Lors d’un entretien , Kamissa Camara, ministre des Affaires étrangères du Mali sous l’ancien président Ibrahim Boubacar Keita (renversé en 2020), a fait une observation ironique selon laquelle les Américains prospèrent grâce à la concurrence et ne devraient pas décliner le défi russe.

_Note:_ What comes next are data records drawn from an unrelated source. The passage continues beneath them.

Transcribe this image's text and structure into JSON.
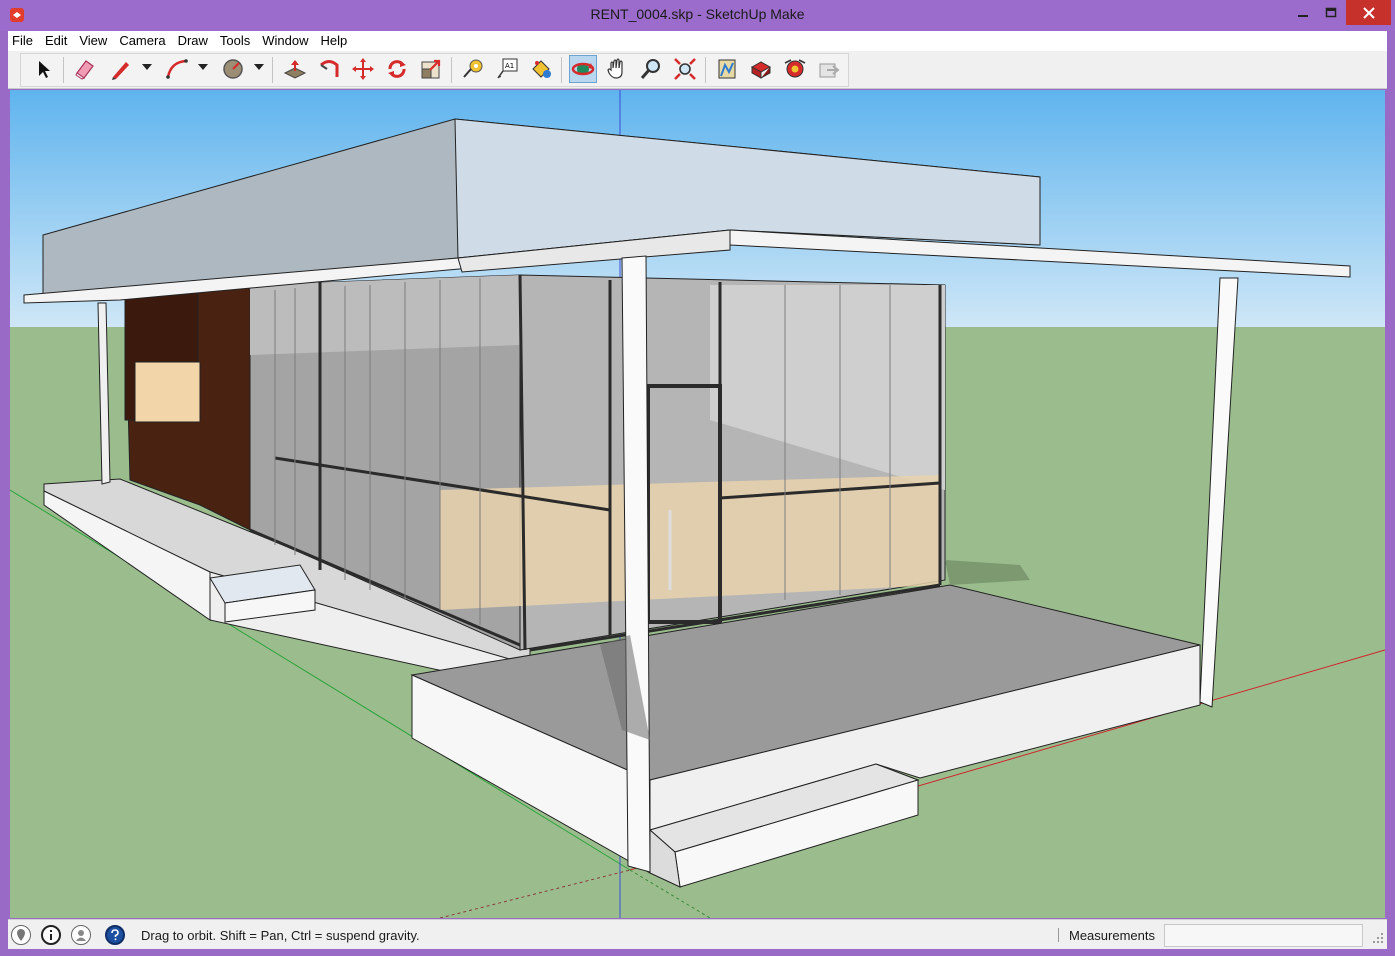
{
  "window": {
    "title": "RENT_0004.skp - SketchUp Make",
    "app_icon": "sketchup-logo-icon"
  },
  "menu": [
    {
      "label": "File"
    },
    {
      "label": "Edit"
    },
    {
      "label": "View"
    },
    {
      "label": "Camera"
    },
    {
      "label": "Draw"
    },
    {
      "label": "Tools"
    },
    {
      "label": "Window"
    },
    {
      "label": "Help"
    }
  ],
  "toolbar": {
    "tools": [
      {
        "name": "select-icon"
      },
      {
        "name": "eraser-icon"
      },
      {
        "name": "pencil-line-icon",
        "has_dropdown": true
      },
      {
        "name": "arc-icon",
        "has_dropdown": true
      },
      {
        "name": "circle-shapes-icon",
        "has_dropdown": true
      },
      {
        "name": "push-pull-icon"
      },
      {
        "name": "follow-me-icon"
      },
      {
        "name": "move-icon"
      },
      {
        "name": "rotate-icon"
      },
      {
        "name": "scale-icon"
      },
      {
        "name": "tape-measure-icon"
      },
      {
        "name": "text-icon",
        "glyph": "A1"
      },
      {
        "name": "paint-bucket-icon"
      },
      {
        "name": "orbit-icon",
        "active": true
      },
      {
        "name": "pan-icon"
      },
      {
        "name": "zoom-icon"
      },
      {
        "name": "zoom-extents-icon"
      },
      {
        "name": "3d-warehouse-icon"
      },
      {
        "name": "extension-warehouse-icon"
      },
      {
        "name": "layout-icon"
      },
      {
        "name": "share-model-icon"
      }
    ]
  },
  "status": {
    "icons": [
      "geo-location-icon",
      "credits-icon",
      "user-account-icon",
      "help-icon"
    ],
    "hint": "Drag to orbit. Shift = Pan, Ctrl = suspend gravity.",
    "measurements_label": "Measurements",
    "measurements_value": ""
  },
  "colors": {
    "titlebar": "#9b6ccb",
    "close_button": "#c7312b",
    "sky_top": "#5fb4ee",
    "sky_bottom": "#cfe7f7",
    "ground": "#9bbd8e",
    "active_tool": "#b9d7ef"
  }
}
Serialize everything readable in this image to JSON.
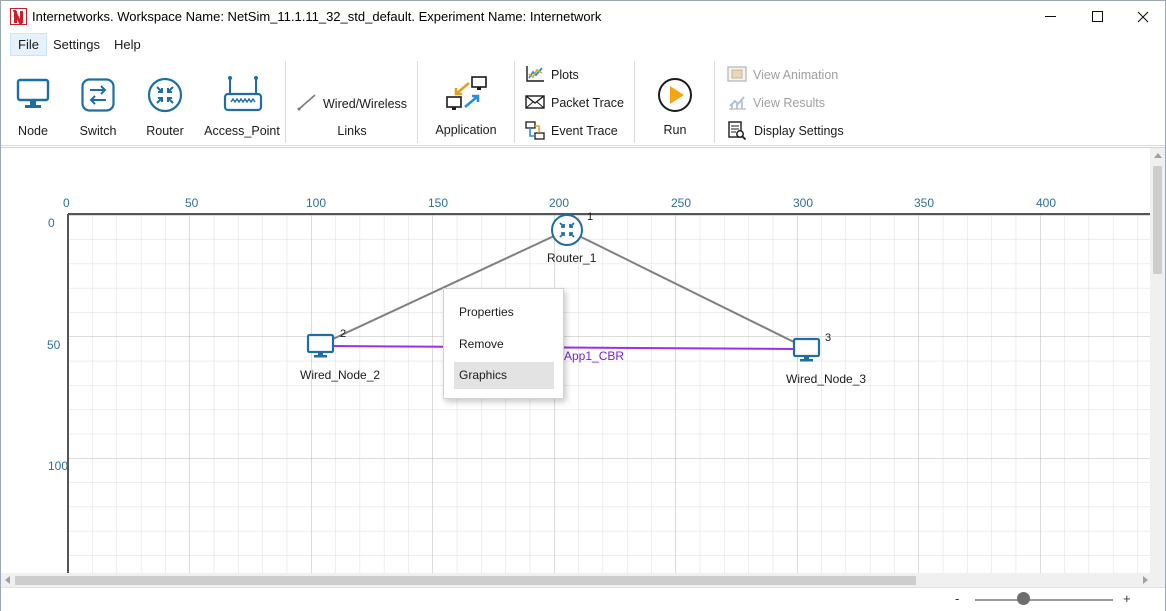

C’est une commande de taille : cela signifie que les États-Unis doivent montrer aux Africains très pauvres et très jeunes qu’ils peuvent construire un meilleur avenir chez eux plutôt que de risquer les périls de l’immigration illégale vers l’Europe ou l’Amérique. Il serait peut-être judicieux pour les États-Unis de cesser leur préoccupation facile pour la démocratie et l’idéologie du genre, qui sont apparemment des priorités du département d’État ces jours-ci, et de se battre pour un avenir africain basé sur la sécurité et la prospérité, précise la même source.

Même si les décideurs de la politique étrangère américaine voyaient d’un bon œil l’émergence d’un pays philosémite, pro-occidental et libéral comme la Kabylie dans une partie stratégiquement importante de l’Afrique, il n’existe aucun précédent en matière de politique étrangère pour abandonner un partenaire de sécurité – l’Algérie, avec qui nous devons coopérer – pour une quantité inconnue. Nous n’avons jamais officiellement soutenu le sionisme non plus. Jusqu’à ce que nous le fassions, ajoute la même source.